Jeux Olympiques de Paris 2024 : Non, les boxeuses Imane Khelif et Lin Yu-Ting ne sont pas “des hommes”
Autrice : Lili Pillot, journaliste
Relectrice : Clara Robert-Motta, journaliste
Liens d’intérêts ou fonctions politiques déclarés des intervenants à l’article : aucun
Secrétariat de rédaction : Antoine Mauvy, étudiant en droit à l’université Paris II Panthéon-Assas
Source : Compte Instagram, 29 juillet 2024
Sur les réseaux sociaux, des posts dénoncent la participation de deux “hommes boxeurs” dans la catégorie femme aux JO de Paris. Sauf que les personnes visées, Imane Khelif et Lin Yu-Ting, sont des femmes. Elles avaient été exclues du championnat du monde 2023 après avoir échoué à des “tests de féminité”. Explications.
“Deux hommes qui se disent femmes boxeront dans la catégorie féminine durant #Paris2024. Imane Khelif et Lin Yu-Ting. Cautionner cela, c’est faire un doigt d’honneur aux femmes qui devront les affronter. LA HONTE”.
Ces mots, ce sont ceux de Marguerite Stern sur X, ancienne Femen désormais engagée dans la lutte contre ce qu’elle qualifie de “transactivisme”. Régulièrement, elle poste du contenu pour critiquer la participation de femmes transgenres à des compétitions de sport féminines. Ce qui fait d’ailleurs souvent l’objet de polémiques et de fake news, comme nous l’avons déjà surligné.
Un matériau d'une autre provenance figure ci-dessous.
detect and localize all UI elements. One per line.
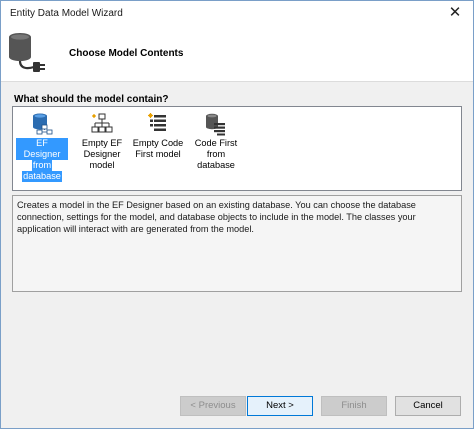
option-description: Creates a model in the EF Designer based… [12,195,462,292]
option-label-line-1: EF Designer [16,138,68,160]
window-title: Entity Data Model Wizard [10,8,123,19]
next-button[interactable]: Next > [247,396,313,416]
model-options-list: EF Designer from database Empty EF Desig… [12,106,462,191]
option-label-line-2: from [206,149,226,159]
previous-button[interactable]: < Previous [180,396,246,416]
option-label-line-3: model [89,160,115,170]
option-empty-code-first-model[interactable]: Empty Code First model [130,111,186,179]
finish-button[interactable]: Finish [321,396,387,416]
option-label-line-2: Designer [83,149,121,159]
option-ef-designer-from-database[interactable]: EF Designer from database [16,111,68,182]
option-code-first-from-database[interactable]: Code First from database [190,111,242,179]
close-icon[interactable]: ✕ [445,4,465,22]
wizard-header: Choose Model Contents [1,27,473,82]
option-empty-ef-designer-model[interactable]: Empty EF Designer model [76,111,128,179]
model-contents-question: What should the model contain? [14,94,169,105]
option-label-line-2: First model [135,149,181,159]
option-label-line-1: Empty Code [132,138,184,148]
option-label-line-3: database [22,171,62,182]
empty-code-first-icon [148,113,166,131]
option-label-line-3: database [197,160,235,170]
cancel-button[interactable]: Cancel [395,396,461,416]
page-title: Choose Model Contents [69,48,184,59]
option-label-line-1: Code First [194,138,238,148]
option-label-line-2: from [31,160,53,171]
title-bar: Entity Data Model Wizard ✕ [1,1,473,27]
ef-designer-database-icon [33,113,53,135]
code-first-database-icon [206,113,225,136]
wizard-window: Entity Data Model Wizard ✕ Choose Model … [0,0,474,429]
empty-designer-model-icon [91,113,113,133]
option-label-line-1: Empty EF [81,138,123,148]
database-plug-icon [9,33,45,72]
Sauf que cette fois-ci, Marguerite Stern s’est trompée. Elle reconnait, au moins partiellement, avoir fait une erreur : “MEA CULPA. Imane Khelif et Lin Yu-Ting […] seraient peut-être intersexes”, écrit-elle dans un nouveau tweet le 28 juillet, tout en supprimant le précédent.
Ce qui n’a pas empêché un compte Instagram de publier la fausse information telle quelle, le 29 juillet. Sauf que les deux athlètes concernées, l’une algérienne et l’autre taïwanaise, sont bien des femmes reconnues comme telles juridiquement. C’est suffisant aux yeux du CIO pour qu’elles concourent chez les femmes.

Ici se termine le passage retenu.